Но я не попёрся за ней. Знал: она пойдёт за мной, посему двинул к зверинцу по одной стороне улицы, а Фиби — по другой чёртовой стороне. На меня даже вниманья не обращает, но наверно уголком прибабахнутого глаза косится, куда иду, и вообще. Короче, так до самого зверинца и брели. Я только беспокоился, пока проезжали двойные автобусы — ведь не видно противоположную сторону улицы да где там сестра, чёрт побери. У входа крикнул:

— Фиби! Иду в зверинец! Дуй сюда!

Даже голову не повернула, но, понятное дело, слышала; спускаясь по ступенькам, я обернулся и увидел, как переходит улицу, поспешает за мной, и тэдэ.

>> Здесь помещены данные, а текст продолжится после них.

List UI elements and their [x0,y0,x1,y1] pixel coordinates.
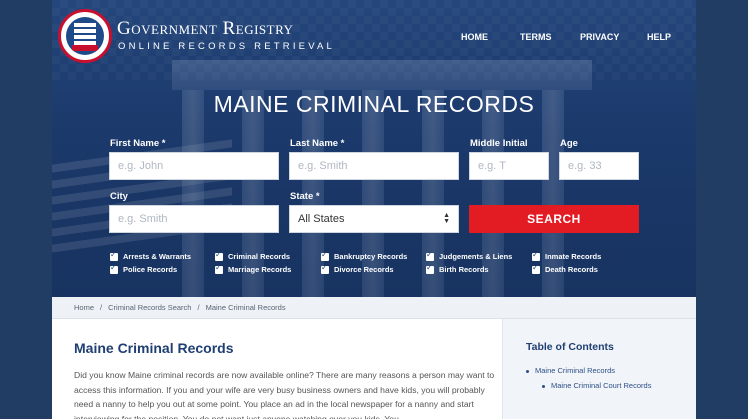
breadcrumb-criminal-records-search[interactable]: Criminal Records Search [108,303,191,312]
logo-seal-icon[interactable] [58,9,112,63]
brand-title[interactable]: Government Registry [117,18,293,40]
state-select[interactable]: All States ▲ ▼ [289,205,459,233]
nav-home[interactable]: HOME [461,32,488,42]
state-label: State * [290,191,320,202]
state-select-value: All States [298,213,345,225]
breadcrumb-home[interactable]: Home [74,303,94,312]
checkbox-birth-records[interactable]: Birth Records [426,263,489,274]
toc-item-maine-criminal-court-records[interactable]: Maine Criminal Court Records [542,381,651,390]
checkbox-icon [532,250,540,261]
age-label: Age [560,138,578,149]
brand-subtitle: ONLINE RECORDS RETRIEVAL [118,41,336,52]
content-paragraph: Did you know Maine criminal records are … [74,370,495,419]
checkbox-icon [321,263,329,274]
checkbox-icon [110,263,118,274]
breadcrumb-current: Maine Criminal Records [205,303,286,312]
city-input[interactable] [109,205,279,233]
middle-initial-label: Middle Initial [470,138,528,149]
page-frame: Government Registry ONLINE RECORDS RETRI… [52,0,696,419]
search-button[interactable]: SEARCH [469,205,639,233]
nav-terms[interactable]: TERMS [520,32,552,42]
bullet-icon [542,384,545,388]
middle-initial-input[interactable] [469,152,549,180]
checkbox-icon [426,263,434,274]
checkbox-police-records[interactable]: Police Records [110,263,177,274]
last-name-input[interactable] [289,152,459,180]
toc-item-maine-criminal-records[interactable]: Maine Criminal Records [526,366,615,375]
breadcrumb: Home / Criminal Records Search / Maine C… [52,297,696,319]
checkbox-death-records[interactable]: Death Records [532,263,598,274]
checkbox-icon [321,250,329,261]
checkbox-divorce-records[interactable]: Divorce Records [321,263,394,274]
hero-section: Government Registry ONLINE RECORDS RETRI… [52,0,696,297]
table-of-contents: Table of Contents Maine Criminal Records… [502,319,696,419]
checkbox-icon [110,250,118,261]
age-input[interactable] [559,152,639,180]
nav-privacy[interactable]: PRIVACY [580,32,619,42]
checkbox-arrests-warrants[interactable]: Arrests & Warrants [110,250,191,261]
city-label: City [110,191,128,202]
checkbox-bankruptcy-records[interactable]: Bankruptcy Records [321,250,407,261]
first-name-label: First Name * [110,138,166,149]
checkbox-judgements-liens[interactable]: Judgements & Liens [426,250,512,261]
checkbox-criminal-records[interactable]: Criminal Records [215,250,290,261]
content-title: Maine Criminal Records [74,340,234,356]
first-name-input[interactable] [109,152,279,180]
checkbox-marriage-records[interactable]: Marriage Records [215,263,291,274]
checkbox-icon [215,250,223,261]
bullet-icon [526,369,529,373]
checkbox-icon [426,250,434,261]
nav-help[interactable]: HELP [647,32,671,42]
last-name-label: Last Name * [290,138,345,149]
page-title: MAINE CRIMINAL RECORDS [213,91,535,117]
checkbox-icon [532,263,540,274]
toc-title: Table of Contents [526,341,614,353]
checkbox-icon [215,263,223,274]
select-arrows-icon: ▲ ▼ [443,212,450,225]
checkbox-inmate-records[interactable]: Inmate Records [532,250,601,261]
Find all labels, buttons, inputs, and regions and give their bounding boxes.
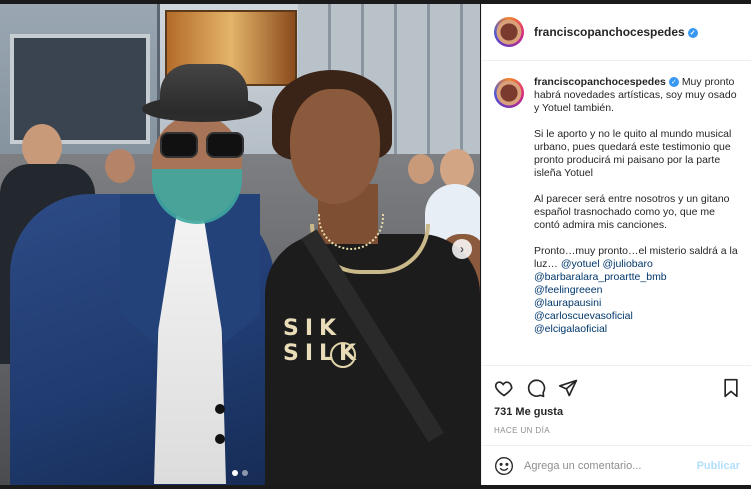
- carousel-dot: [232, 470, 238, 476]
- emoji-icon[interactable]: [494, 456, 514, 476]
- carousel-dots: [232, 470, 248, 476]
- avatar[interactable]: [494, 78, 524, 108]
- post-modal: SIK SILK › franciscopanchocespedes ✓ fran…: [0, 0, 751, 489]
- mention-link[interactable]: @yotuel: [561, 258, 600, 270]
- publish-button[interactable]: Publicar: [697, 460, 740, 472]
- caption-paragraph-2: Si le aporto y no le quito al mundo musi…: [534, 128, 732, 179]
- post-side-panel: franciscopanchocespedes ✓ franciscopancho…: [481, 4, 751, 485]
- header-username[interactable]: franciscopanchocespedes ✓: [534, 25, 698, 39]
- mention-link[interactable]: @feelingreeen: [534, 284, 739, 297]
- share-icon[interactable]: [558, 378, 578, 398]
- chevron-right-icon[interactable]: ›: [452, 239, 472, 259]
- caption-area: franciscopanchocespedes ✓ Muy pronto habr…: [482, 62, 751, 364]
- post-actions: 731 Me gusta HACE UN DÍA: [482, 365, 751, 435]
- post-photo: SIK SILK ›: [0, 4, 480, 485]
- carousel-dot: [242, 470, 248, 476]
- verified-badge-icon: ✓: [687, 27, 698, 38]
- tank-emblem: [330, 342, 356, 368]
- caption-paragraph-3: Al parecer será entre nosotros y un gita…: [534, 193, 730, 231]
- caption-username[interactable]: franciscopanchocespedes: [534, 76, 666, 88]
- mention-link[interactable]: @barbaralara_proartte_bmb: [534, 271, 739, 284]
- mention-link[interactable]: @elcigalaoficial: [534, 323, 739, 336]
- comment-input[interactable]: [524, 459, 697, 472]
- caption-text: franciscopanchocespedes ✓ Muy pronto habr…: [534, 76, 739, 336]
- mention-link[interactable]: @carloscuevasoficial: [534, 310, 739, 323]
- sunglasses: [160, 132, 250, 158]
- post-header: franciscopanchocespedes ✓: [482, 4, 751, 61]
- post-timestamp[interactable]: HACE UN DÍA: [494, 426, 740, 435]
- man-face-right: [290, 89, 380, 204]
- comment-icon[interactable]: [526, 378, 546, 398]
- mention-link[interactable]: @laurapausini: [534, 297, 739, 310]
- add-comment-bar: Publicar: [482, 445, 751, 485]
- avatar[interactable]: [494, 17, 524, 47]
- mention-link[interactable]: @juliobaro: [602, 258, 652, 270]
- verified-badge-icon: ✓: [668, 77, 679, 88]
- bookmark-icon[interactable]: [722, 378, 740, 398]
- heart-icon[interactable]: [494, 378, 514, 398]
- like-count[interactable]: 731 Me gusta: [494, 406, 740, 418]
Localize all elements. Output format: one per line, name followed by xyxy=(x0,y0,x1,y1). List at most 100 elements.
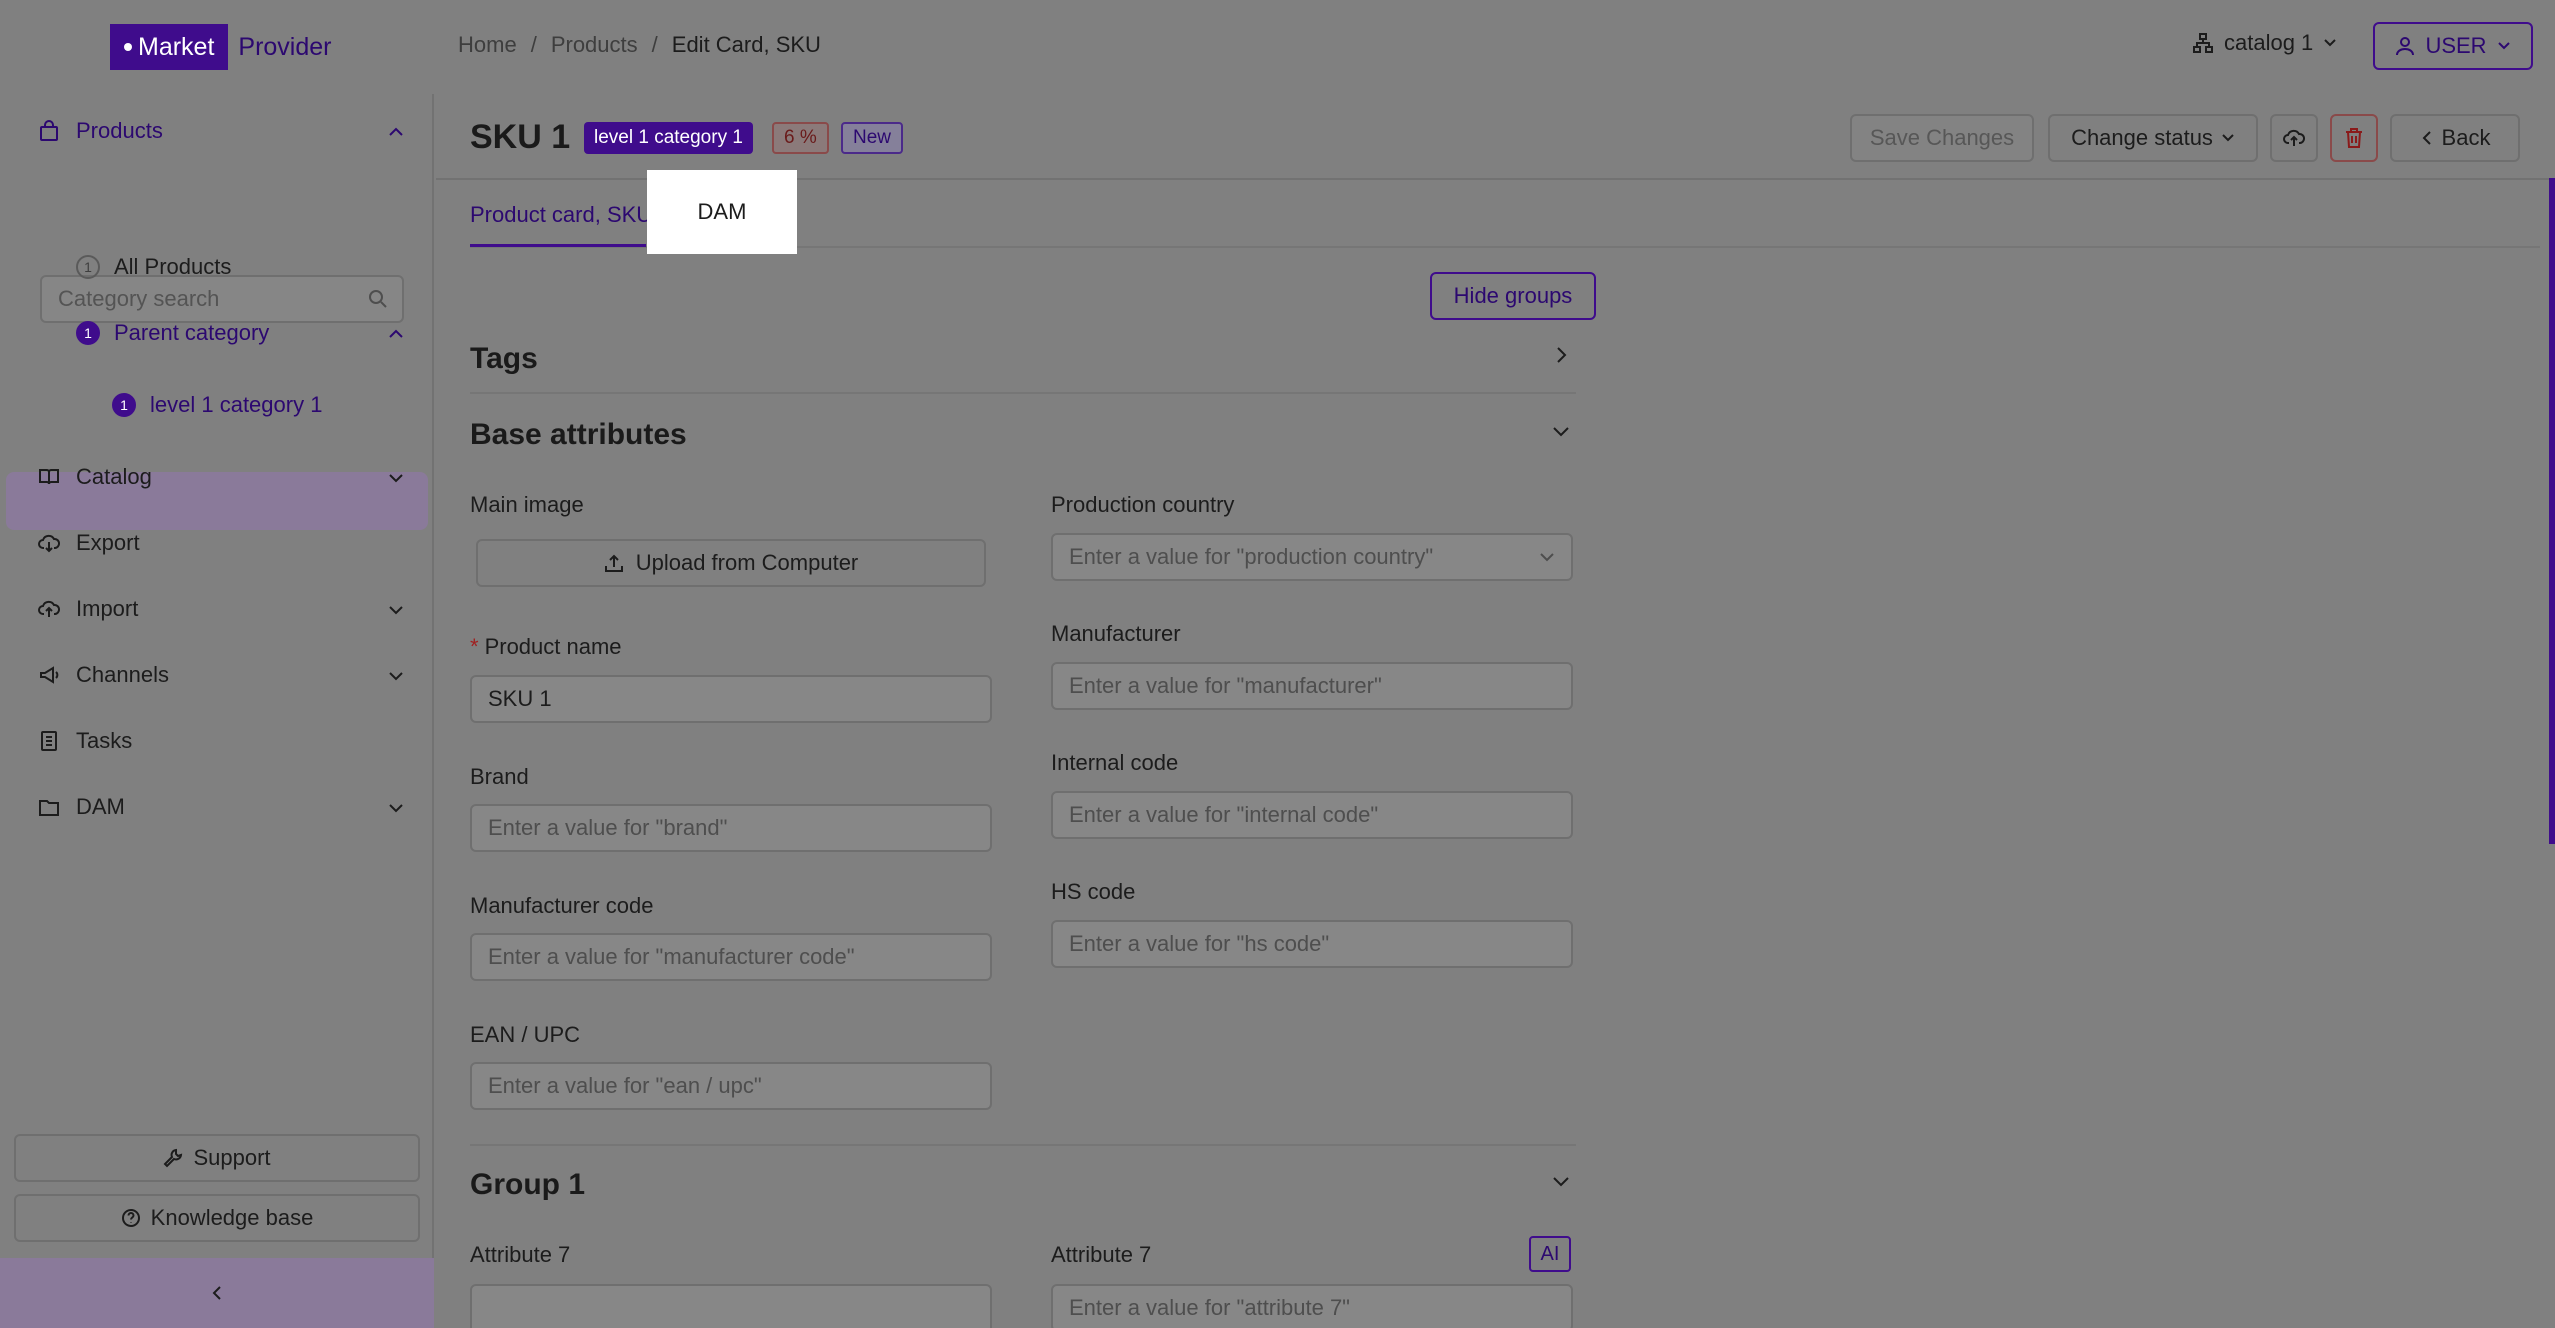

Народу в зверинец занесло не много — погода-то вшивоватая, — но несколько человек топталось вокруг пруда с морскими львами, и вообще. Я как бы прошагал мимо, а старушка Фиби остановилась, сделав вид, якобы наблюдает кормёжку морских львов — тамошний чувак бросал им рыбу, — словом, я повернул обратно. Хороший, думаю, случай снова соединиться. Подошёл, встал вроде б сзади да как бы положил ей руки на плечи, но она, присев, выскользнула — вредничать мастерица. Пока львов кормили, просто там стояла, а я — позади. Больше не притрагиваясь, и вообще — а то возьмёт да по-настоящему обиду затаит. У ребятишек собственные заморочки. С ними нужен глаз да глаз.

Мы насмотрелись на морских львов; теперь Фиби шла не совсем рядом со мной, но и не столь уж далеко: я вроде б с одной стороны дорожки, она — с другой. Не шибко замечательно, но всё лучше, нежели за тыщу шагов, как прежде. Немного поглазели на медведей — у них там эдакая горка — правда, ни шиша особенного не увидали. Снаружи лежал только один медведь, белый. А второй — бурый — заполз в паскудную пещеру и вылазить не желает. Только зад торчит. Рядом со мной стоял мальчишка в пастушьей шляпе, съехавшей чуть не на уши, и нудил отцу:

— Пусть он выйдет, пап. Ну вытащи его оттуда.